Do you imagine The Sea Captain in that role? A man who still laments the loss of his Gameboy and can’t handle the destruction wrought by one customer at his all you can eat seafood restaurant? No, The Sea Captain isn’t up to the challenge of leading the Orca.
Groundskeeper Willie though has been wrestling wolves since childhood, and practically grew up in a soccer riot. He’s by no means a “Cheese eating surrender monkey.” Lets also not forget the steely resolve it takes to do cult deprogramming … well, maybe we should forget that, along with his inability to rescue baby turtles. Suffice to say, despite some character flaws, Willie is still Springfield’s most natural adventure hero. If you’re a fan of comic books, Quint and Willy are the equivalent of Wolverine or Snake-Eyes, the character you’re drawn to just because you just know they’re going to get sh*t done in the most awesome way possible—Importantly, JAWS even subverts that expectation.

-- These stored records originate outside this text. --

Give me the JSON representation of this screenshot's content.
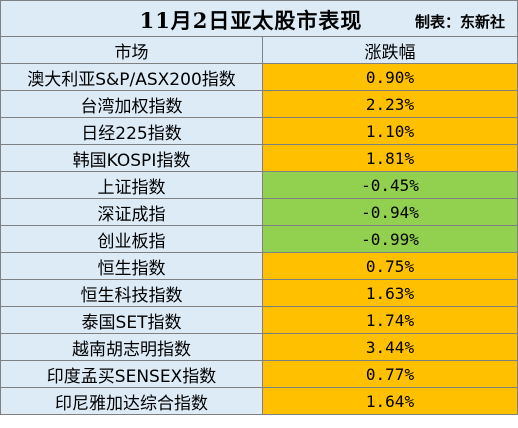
{
  "title": "11月2日亚太股市表现",
  "credit": "制表：东新社",
  "columns": {
    "market": "市场",
    "change": "涨跌幅"
  },
  "colors": {
    "header_bg": "#ddebf7",
    "up": "#ffc000",
    "down": "#92d050",
    "border": "#808080"
  },
  "rows": [
    {
      "market": "澳大利亚S&P/ASX200指数",
      "change": "0.90%",
      "direction": "up"
    },
    {
      "market": "台湾加权指数",
      "change": "2.23%",
      "direction": "up"
    },
    {
      "market": "日经225指数",
      "change": "1.10%",
      "direction": "up"
    },
    {
      "market": "韩国KOSPI指数",
      "change": "1.81%",
      "direction": "up"
    },
    {
      "market": "上证指数",
      "change": "-0.45%",
      "direction": "down"
    },
    {
      "market": "深证成指",
      "change": "-0.94%",
      "direction": "down"
    },
    {
      "market": "创业板指",
      "change": "-0.99%",
      "direction": "down"
    },
    {
      "market": "恒生指数",
      "change": "0.75%",
      "direction": "up"
    },
    {
      "market": "恒生科技指数",
      "change": "1.63%",
      "direction": "up"
    },
    {
      "market": "泰国SET指数",
      "change": "1.74%",
      "direction": "up"
    },
    {
      "market": "越南胡志明指数",
      "change": "3.44%",
      "direction": "up"
    },
    {
      "market": "印度孟买SENSEX指数",
      "change": "0.77%",
      "direction": "up"
    },
    {
      "market": "印尼雅加达综合指数",
      "change": "1.64%",
      "direction": "up"
    }
  ]
}
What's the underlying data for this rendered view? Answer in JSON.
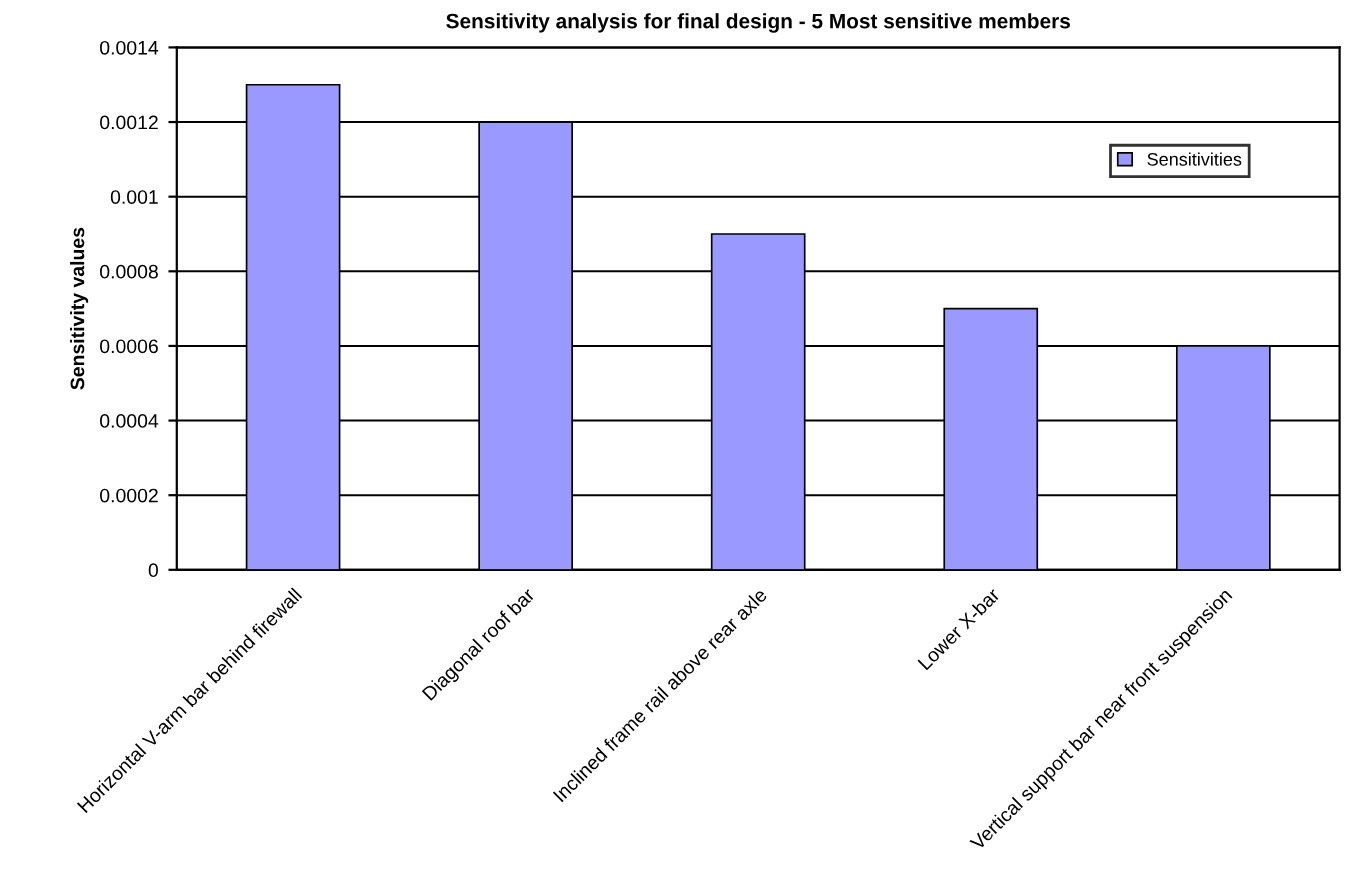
{
  "chart_data": {
    "type": "bar",
    "title": "Sensitivity analysis for final design - 5 Most sensitive members",
    "ylabel": "Sensitivity values",
    "categories": [
      "Horizontal V-arm bar behind firewall",
      "Diagonal roof bar",
      "Inclined frame rail above rear axle",
      "Lower X-bar",
      "Vertical support bar near front suspension"
    ],
    "series": [
      {
        "name": "Sensitivities",
        "color": "#9999ff",
        "values": [
          0.0013,
          0.0012,
          0.0009,
          0.0007,
          0.0006
        ]
      }
    ],
    "ylim": [
      0,
      0.0014
    ],
    "yticks": [
      0,
      0.0002,
      0.0004,
      0.0006,
      0.0008,
      0.001,
      0.0012,
      0.0014
    ],
    "grid": "y",
    "legend": "top right"
  }
}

JAWS isn’t necessarily a deep film, but it is well made. Speilberg and Benchley knew well enough when constructing their story that the characters needed have some inner life, least it just become a horror flick set in the water. Changes were made from the novel to make the characters people you’d want to spend time with and feel sympathy for. Rather than give the shark any character or an excuse to root for it, Jaws is nothing more than a force of nature—the inevitability of death. Without their attention to details like this, JAWS might still have been fun, but it wouldn’t have wound up so embedded in our consciousness.